Nadia Comăneci and the quiet power of 17 seconds

Nadia Comăneci’s perfect 10 endures because she turned a moment of flawless sport into a lifetime of purpose, using her platform to champion resilience, education and the human work Laureus exists to do.

Some sporting moments live in the archive like a photograph you rarely take out, admired but untouched. Nadia Comăneci’s perfect 10 at the 1976 Montreal Olympic Games stands the test of time as one of the most iconic moments gymnastics - and the world of sport - has ever seen.

“If you stop and think, 17 seconds changed my life,” she said at the Laureus World Sports Awards in Spain, recalling the moment when a young teenage girl became a global superstar.

 
 

“I'm so proud of the Nadia who scored the perfect 10, who changed my life in the Olympics in 1976. I wouldn't know what to tell her, just to follow your path, that's going to be challenging, but congratulations and I'm so, so proud of you.

“I didn't even know (what that Olympic moment meant) and even if I had known, nothing would have changed. More often I realise that this is what sports meant to me. I found a steering wheel in my life that was given to me through sports. Is it important in your life to have something to do with sports.”

Five decades later, the memory is not a museum piece to her. “The memories are still here. It doesn't feel like it's been 50 years,” she said, smiling at the memory of a moment that can be dated by a scoreboard that stands the test of time.

Comăneci’s legacy has never been limited to just that perfect 10 score. That sense of impossibility is often told as triumph alone, yet she speaks with equal clarity about the parts that did not sparkle.

She competed at a time when nobody named what athletes were feeling, when the mind was expected to obey the body without complaint. “We didn't know then because nobody talked about it, but we felt the same,” she said, describing the disconnect of head and body, the quiet panic of not having the space you need and the mental health challenges of competing on the world stage at such a tender age.

Her solution back then was improvisation disguised as toughness. “At the time, we just have to think, do I have a Plan B? Do I have a plan C? There's nobody to talk to.

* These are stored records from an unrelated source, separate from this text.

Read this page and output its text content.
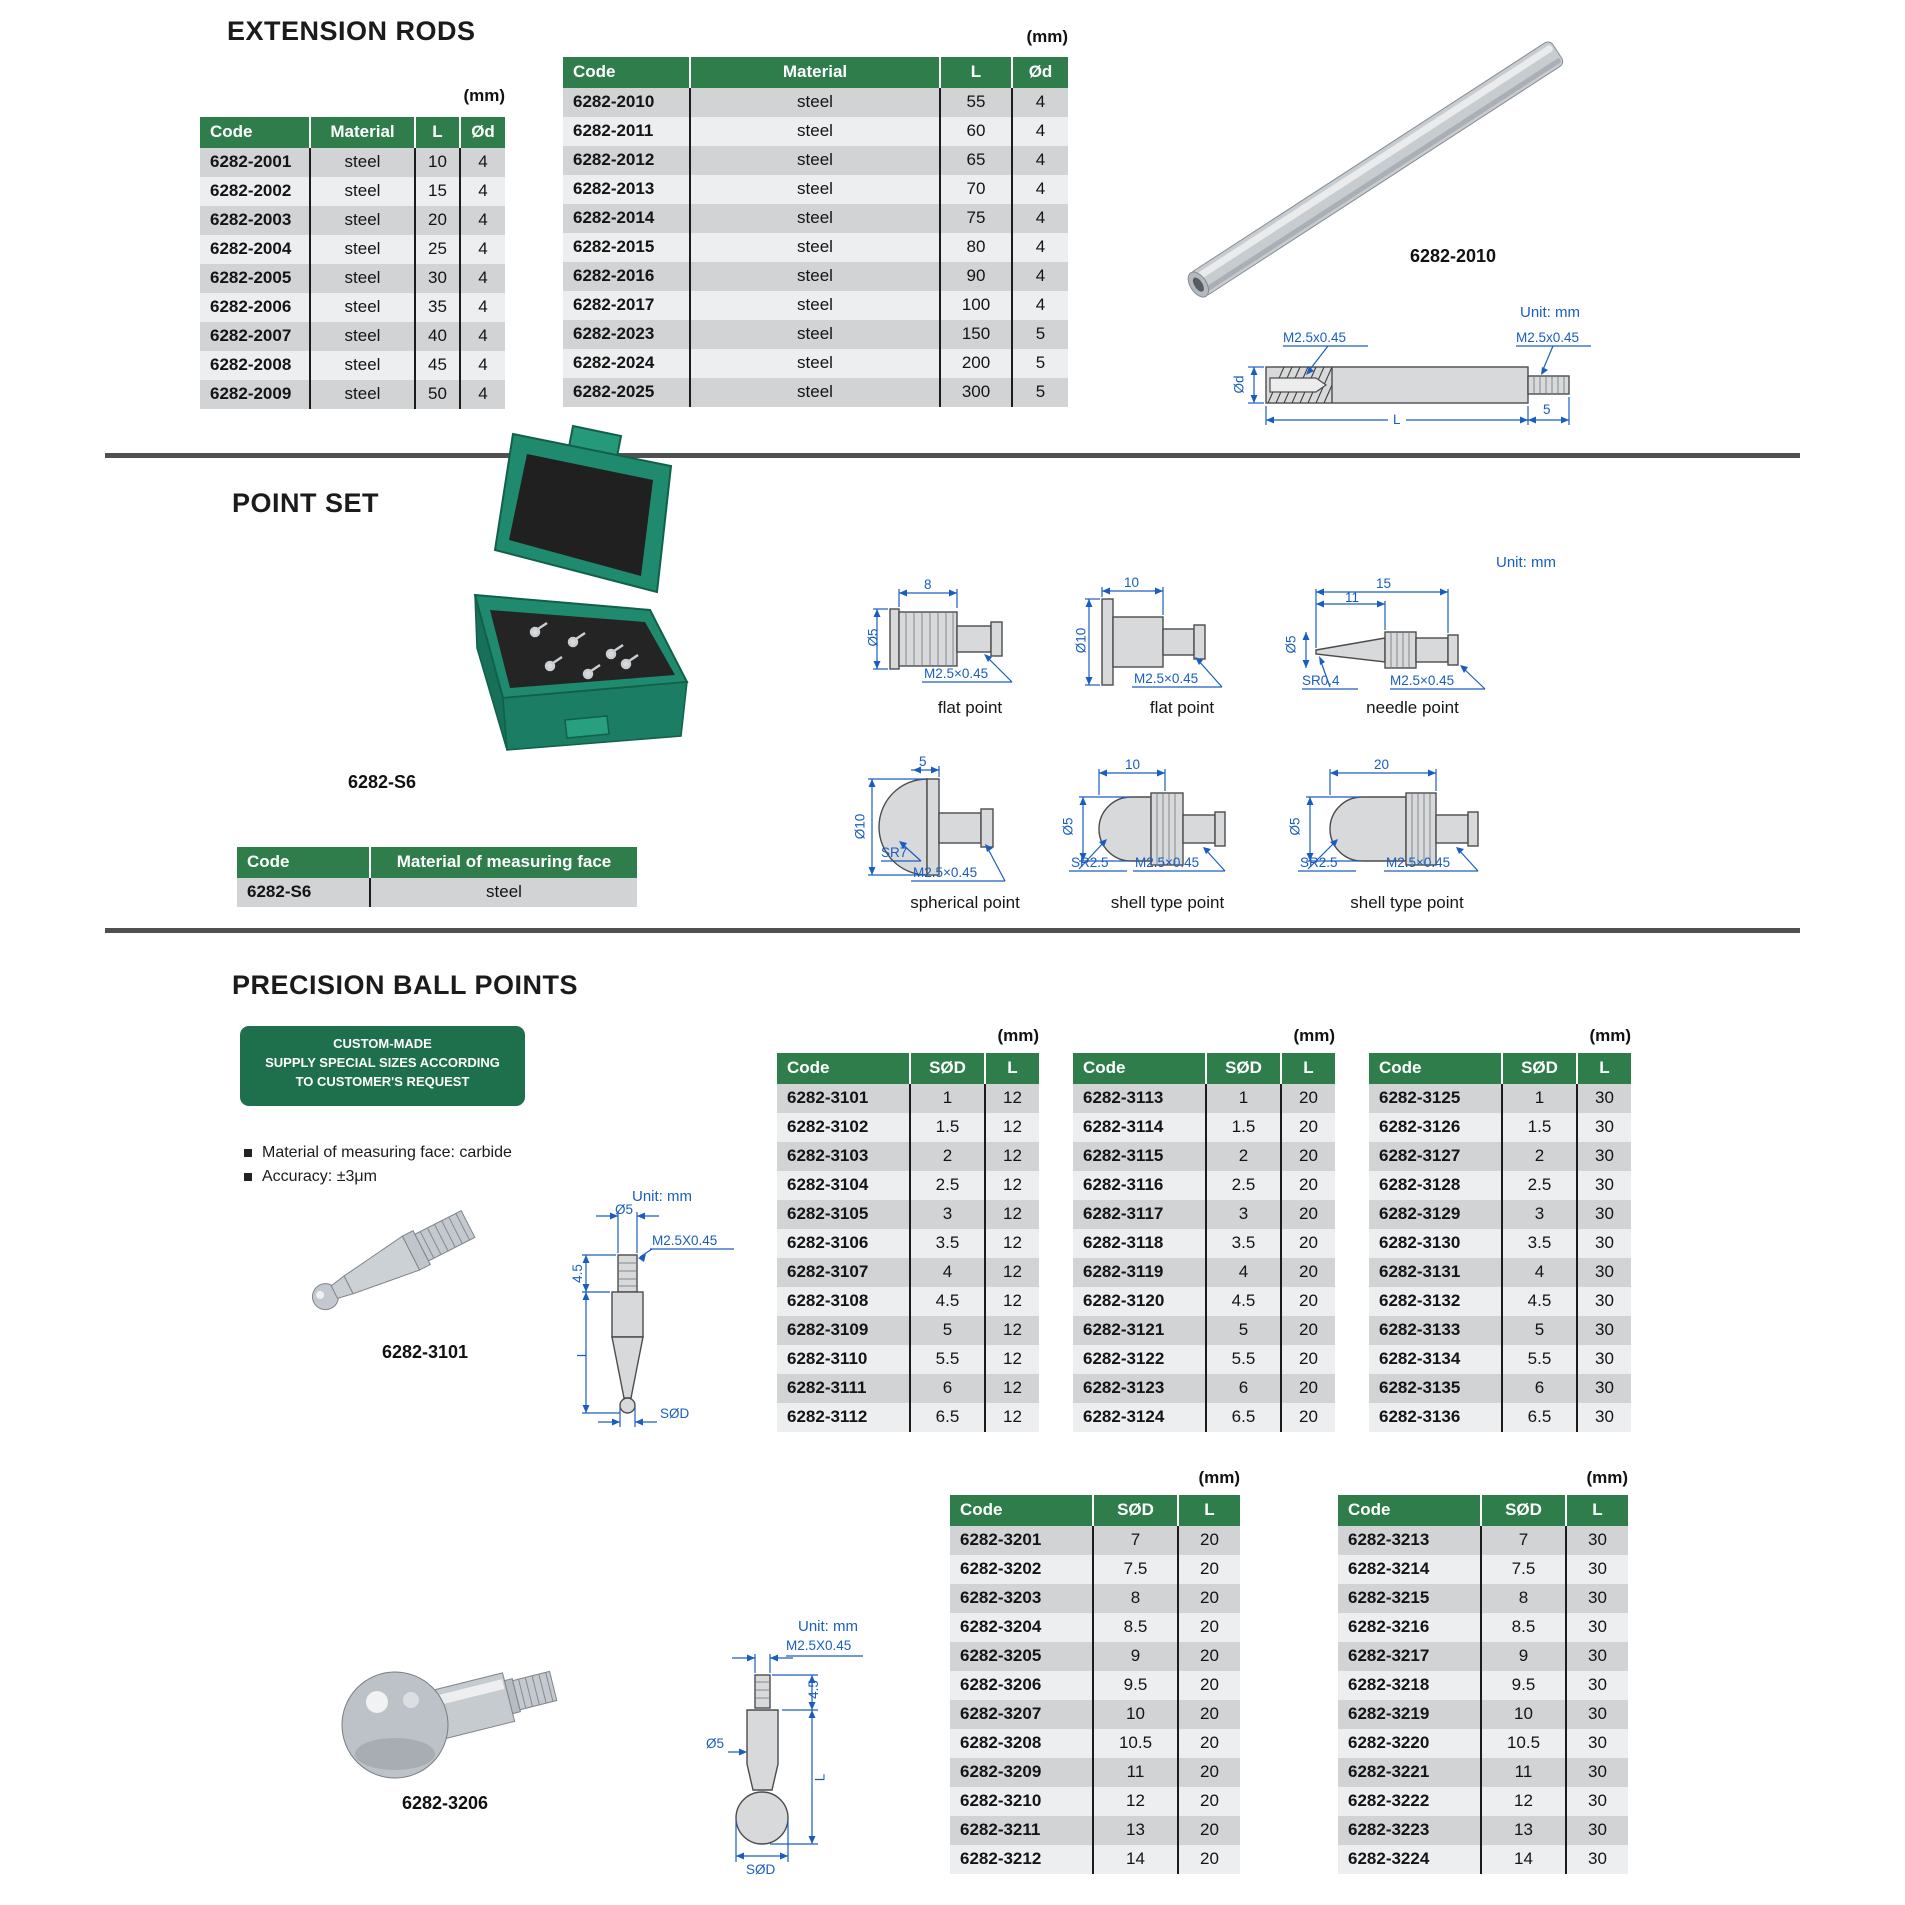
EXTENSION RODS
(mm)
Code	Material	L	Ød
6282-2001	steel	10	4
6282-2002	steel	15	4
6282-2003	steel	20	4
6282-2004	steel	25	4
6282-2005	steel	30	4
6282-2006	steel	35	4
6282-2007	steel	40	4
6282-2008	steel	45	4
6282-2009	steel	50	4
(mm)
Code	Material	L	Ød
6282-2010	steel	55	4
6282-2011	steel	60	4
6282-2012	steel	65	4
6282-2013	steel	70	4
6282-2014	steel	75	4
6282-2015	steel	80	4
6282-2016	steel	90	4
6282-2017	steel	100	4
6282-2023	steel	150	5
6282-2024	steel	200	5
6282-2025	steel	300	5
6282-2010
Unit: mm
M2.5x0.45	M2.5x0.45
Ød
L
5
POINT SET
6282-S6
Code	Material of measuring face
6282-S6	steel
Unit: mm
8
Ø5
M2.5×0.45
flat point
10
Ø10
M2.5×0.45
flat point
15
11
Ø5
SR0.4	M2.5×0.45
needle point
5
Ø10
SR7
M2.5×0.45
spherical point
10
Ø5
SR2.5 M2.5×0.45
shell type point
20
Ø5
SR2.5	M2.5×0.45
shell type point
PRECISION BALL POINTS
CUSTOM-MADE
SUPPLY SPECIAL SIZES ACCORDING
TO CUSTOMER'S REQUEST
Material of measuring face: carbide
Accuracy: ±3μm
6282-3101
Unit: mm
Ø5
M2.5X0.45
4.5
L
SØD
(mm)
Code	SØD	L
6282-3101	1	12
6282-3102	1.5	12
6282-3103	2	12
6282-3104	2.5	12
6282-3105	3	12
6282-3106	3.5	12
6282-3107	4	12
6282-3108	4.5	12
6282-3109	5	12
6282-3110	5.5	12
6282-3111	6	12
6282-3112	6.5	12
(mm)
Code	SØD	L
6282-3113	1	20
6282-3114	1.5	20
6282-3115	2	20
6282-3116	2.5	20
6282-3117	3	20
6282-3118	3.5	20
6282-3119	4	20
6282-3120	4.5	20
6282-3121	5	20
6282-3122	5.5	20
6282-3123	6	20
6282-3124	6.5	20
(mm)
Code	SØD	L
6282-3125	1	30
6282-3126	1.5	30
6282-3127	2	30
6282-3128	2.5	30
6282-3129	3	30
6282-3130	3.5	30
6282-3131	4	30
6282-3132	4.5	30
6282-3133	5	30
6282-3134	5.5	30
6282-3135	6	30
6282-3136	6.5	30
6282-3206
Unit: mm
M2.5X0.45
4.5
Ø5
L
SØD
(mm)
Code	SØD	L
6282-3201	7	20
6282-3202	7.5	20
6282-3203	8	20
6282-3204	8.5	20
6282-3205	9	20
6282-3206	9.5	20
6282-3207	10	20
6282-3208	10.5	20
6282-3209	11	20
6282-3210	12	20
6282-3211	13	20
6282-3212	14	20
(mm)
Code	SØD	L
6282-3213	7	30
6282-3214	7.5	30
6282-3215	8	30
6282-3216	8.5	30
6282-3217	9	30
6282-3218	9.5	30
6282-3219	10	30
6282-3220	10.5	30
6282-3221	11	30
6282-3222	12	30
6282-3223	13	30
6282-3224	14	30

There's nobody to ask,” she said. “We have to figure it out and go and, you know, compete.”

That is why her respect for the athletes who changed the conversation feels so sincere, and so personal. She spoke about Simone Biles, who presented her with a Laureus Lifetime Achievement Award at the ceremony in Madrid, saying that “The fact that Simone Biles opened up a conversation about something that happens to her during the Olympics, because everybody saw it, there was an open conversation for her to say it's normal to feel like this. I cannot put myself in a dangerous situation.”

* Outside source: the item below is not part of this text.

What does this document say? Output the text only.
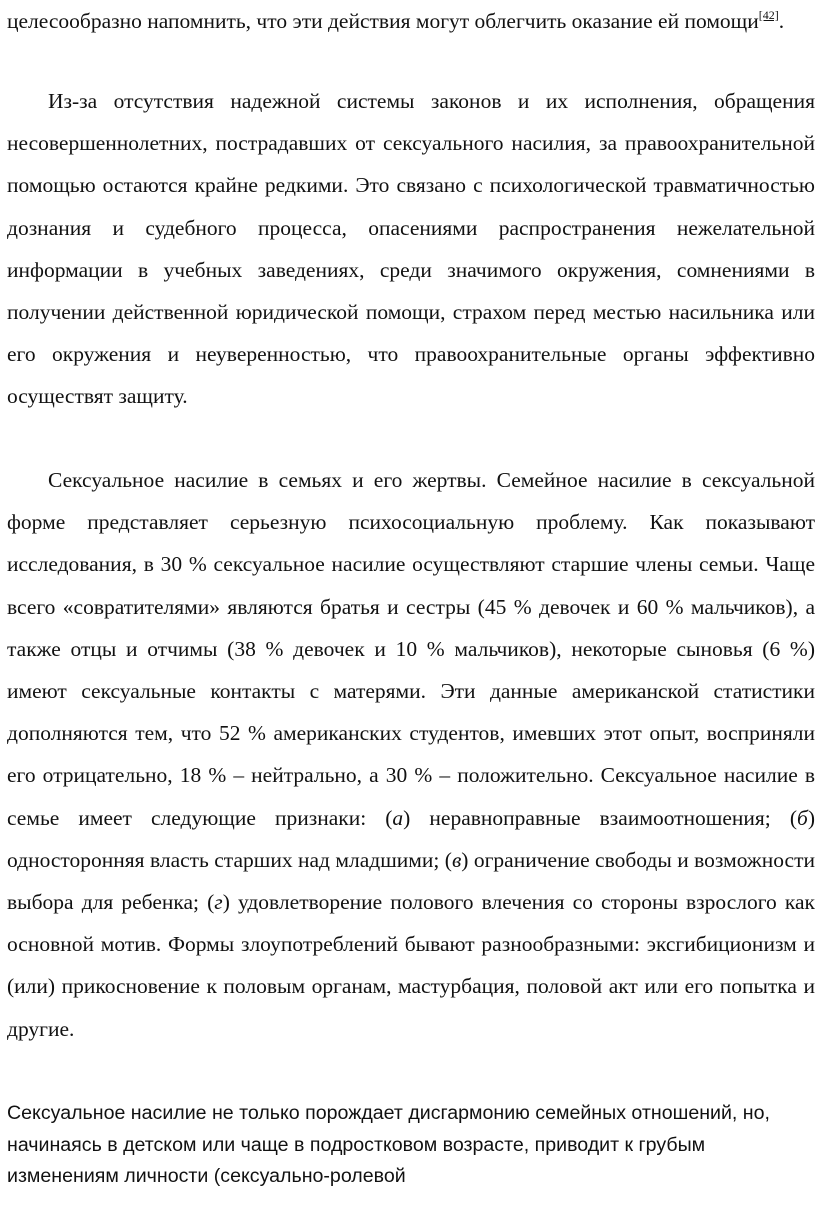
целесообразно напомнить, что эти действия могут облегчить оказание ей помощи[42].

Из-за отсутствия надежной системы законов и их исполнения, обращения несовершеннолетних, пострадавших от сексуального насилия, за правоохранительной помощью остаются крайне редкими. Это связано с психологической травматичностью дознания и судебного процесса, опасениями распространения нежелательной информации в учебных заведениях, среди значимого окружения, сомнениями в получении действенной юридической помощи, страхом перед местью насильника или его окружения и неуверенностью, что правоохранительные органы эффективно осуществят защиту.

Сексуальное насилие в семьях и его жертвы. Семейное насилие в сексуальной форме представляет серьезную психосоциальную проблему. Как показывают исследования, в 30 % сексуальное насилие осуществляют старшие члены семьи. Чаще всего «совратителями» являются братья и сестры (45 % девочек и 60 % мальчиков), а также отцы и отчимы (38 % девочек и 10 % мальчиков), некоторые сыновья (6 %) имеют сексуальные контакты с матерями. Эти данные американской статистики дополняются тем, что 52 % американских студентов, имевших этот опыт, восприняли его отрицательно, 18 % – нейтрально, а 30 % – положительно. Сексуальное насилие в семье имеет следующие признаки: (а) неравноправные взаимоотношения; (б) односторонняя власть старших над младшими; (в) ограничение свободы и возможности выбора для ребенка; (г) удовлетворение полового влечения со стороны взрослого как основной мотив. Формы злоупотреблений бывают разнообразными: эксгибиционизм и (или) прикосновение к половым органам, мастурбация, половой акт или его попытка и другие.

Сексуальное насилие не только порождает дисгармонию семейных отношений, но, начинаясь в детском или чаще в подростковом возрасте, приводит к грубым изменениям личности (сексуально-ролевой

At Laureus, the importance of sport in life remains fundamental. She added: “I would have been a boat with no direction, I realised it’s not only education that's important, sport is also education.

“Sport… teaches kids how to get up when they fall, how to manage their life when they're sad, how to be responsible for their teammates and how to show up when they don't feel good on that particular day.”

That is the heart of Laureus in her telling, the belief that sport is not only a contest, it is a tool that can be handed to someone who needs one.

She had previously said: “One of my greatest passions after my time as a gymnast has been my role as a Laureus Academy Member, working with athletes and projects around the world to use sport as a tool for social change. 

Laureus has supported the Special Olympics for more than 20 years to promote inclusion for people with intellectual disabilities through the power of sport, something that means a great deal to Comăneci.

“I am always overwhelmed by the love and the passion of the children that I meet through Laureus and Special Olympics. Sport has totally changed their lives and given them so much more to live for. That’s what Laureus means to me and why I am so passionate about doing what I can to help.”

A founder member of the Laureus Academy, Comăneci’s legacy extends beyond inspiring others to supporting future generations to live a life through sport, a pursuit she excels at just as she did in the gymnasium 50 years ago.